Jack B. Bedell, Poet Laureate, State of Louisiana, 2017-2019

In Something an Atheist Might Bring Up at a Cocktail Party, Charles Rafferty continues his exploration of the biggest subjects, those for which there are no easy answers, in a voice that could be your next door neighbor’s. Rafferty’s speakers are plainspoken and surprisingly vulnerable, having been tossed about by daily agitations which have left them “a little bit happy,/a little bit used.” They are often fathers who are carefully balancing the desire to guide with the growing understanding that acceptance may be the more lasting virtue. They find wisdom in the death of a pet bird (“Eat what you are/given, shit when you have to,/sing for the world beyond your reach”). They rely on love and connection to family.
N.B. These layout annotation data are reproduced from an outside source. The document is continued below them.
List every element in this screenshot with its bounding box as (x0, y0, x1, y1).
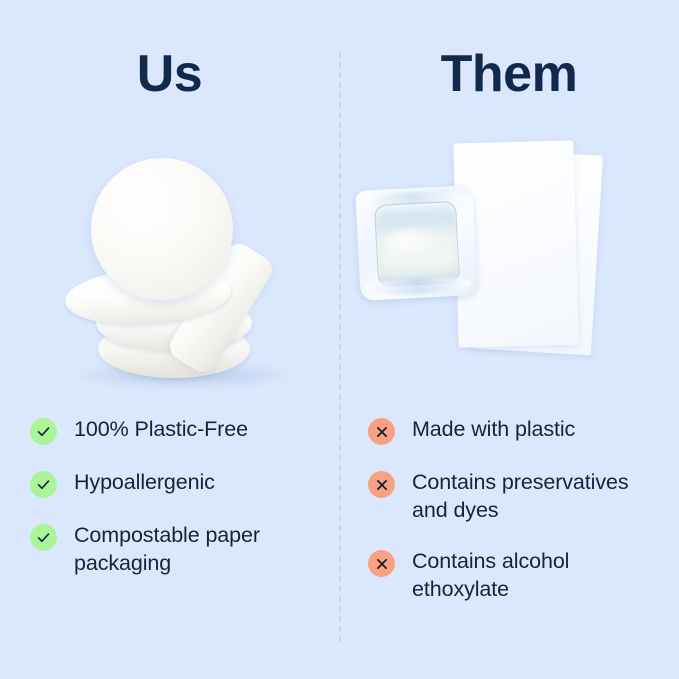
product-image-us (0, 130, 339, 400)
check-icon (30, 418, 57, 445)
list-item-label: Compostable paper packaging (74, 522, 330, 577)
list-item: Hypoallergenic (30, 469, 330, 498)
cross-icon (368, 471, 395, 498)
drawbacks-list-them: Made with plastic Contains preservatives… (368, 416, 668, 627)
list-item: Contains preservatives and dyes (368, 469, 668, 524)
list-item-label: Hypoallergenic (74, 469, 215, 497)
cross-icon (368, 418, 395, 445)
column-heading-us: Us (0, 48, 339, 100)
benefits-list-us: 100% Plastic-Free Hypoallergenic Compost… (30, 416, 330, 601)
list-item: Compostable paper packaging (30, 522, 330, 577)
cross-icon (368, 550, 395, 577)
list-item-label: 100% Plastic-Free (74, 416, 248, 444)
list-item-label: Contains preservatives and dyes (412, 469, 668, 524)
plastic-pod (355, 185, 478, 301)
tablet-disc-face (91, 158, 233, 300)
list-item: 100% Plastic-Free (30, 416, 330, 445)
list-item: Made with plastic (368, 416, 668, 445)
check-icon (30, 524, 57, 551)
comparison-graphic: Us Them 100% Plasti (0, 0, 679, 679)
list-item-label: Contains alcohol ethoxylate (412, 548, 668, 603)
product-image-them (339, 130, 679, 400)
column-heading-them: Them (339, 48, 679, 100)
check-icon (30, 471, 57, 498)
list-item: Contains alcohol ethoxylate (368, 548, 668, 603)
list-item-label: Made with plastic (412, 416, 575, 444)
They are comfortable with knowing “we revolve/around something more/beautiful than ourselves.” Charles Rafferty’s poems have always cut through much of poetry’s noisy distractions; the work he is writing now is even more distilled, more valuable to readers like you and me.
Leslie McGrath, Author of Feminists Are Passing from Our Lives


Jesus’s Brother

It was difficult living
with that relentless perfection.
He wouldn’t tell me

how the water turned
to wine, and he never did it
for me either — only

for strangers, only for a crowd.
I remember him
as someone who was always leaving

to work his magic
in the streets — among the men
who clearly hated him, the women

who somehow didn’t.
He was a lamp that lit my failings.
He showed me the cracks

in everything I thought and taught me
to fill them with the music
of his mystery, which he sang

in a key beyond my range
and which everyone around me
kept trying to hum.


About Charles Rafferty
Charles Rafferty’s most recent collection of poems is The Smoke of Horses (BOA Editions, 2017). His poems have appeared in The New Yorker, O, Oprah Magazine, Prairie Schooner, and Ploughshares, and his stories have appeared in The Southern Review and Per Contra. His story collection is Saturday Night at Magellan’s. He has won the 2016 NANO Fiction prize, as well as grants from the National Endowment for the Arts and the Connecticut Commission on Culture and Tourism. Currently, he directs the MFA program at Albertus Magnus College and teaches at the Westport Writers’ Workshop.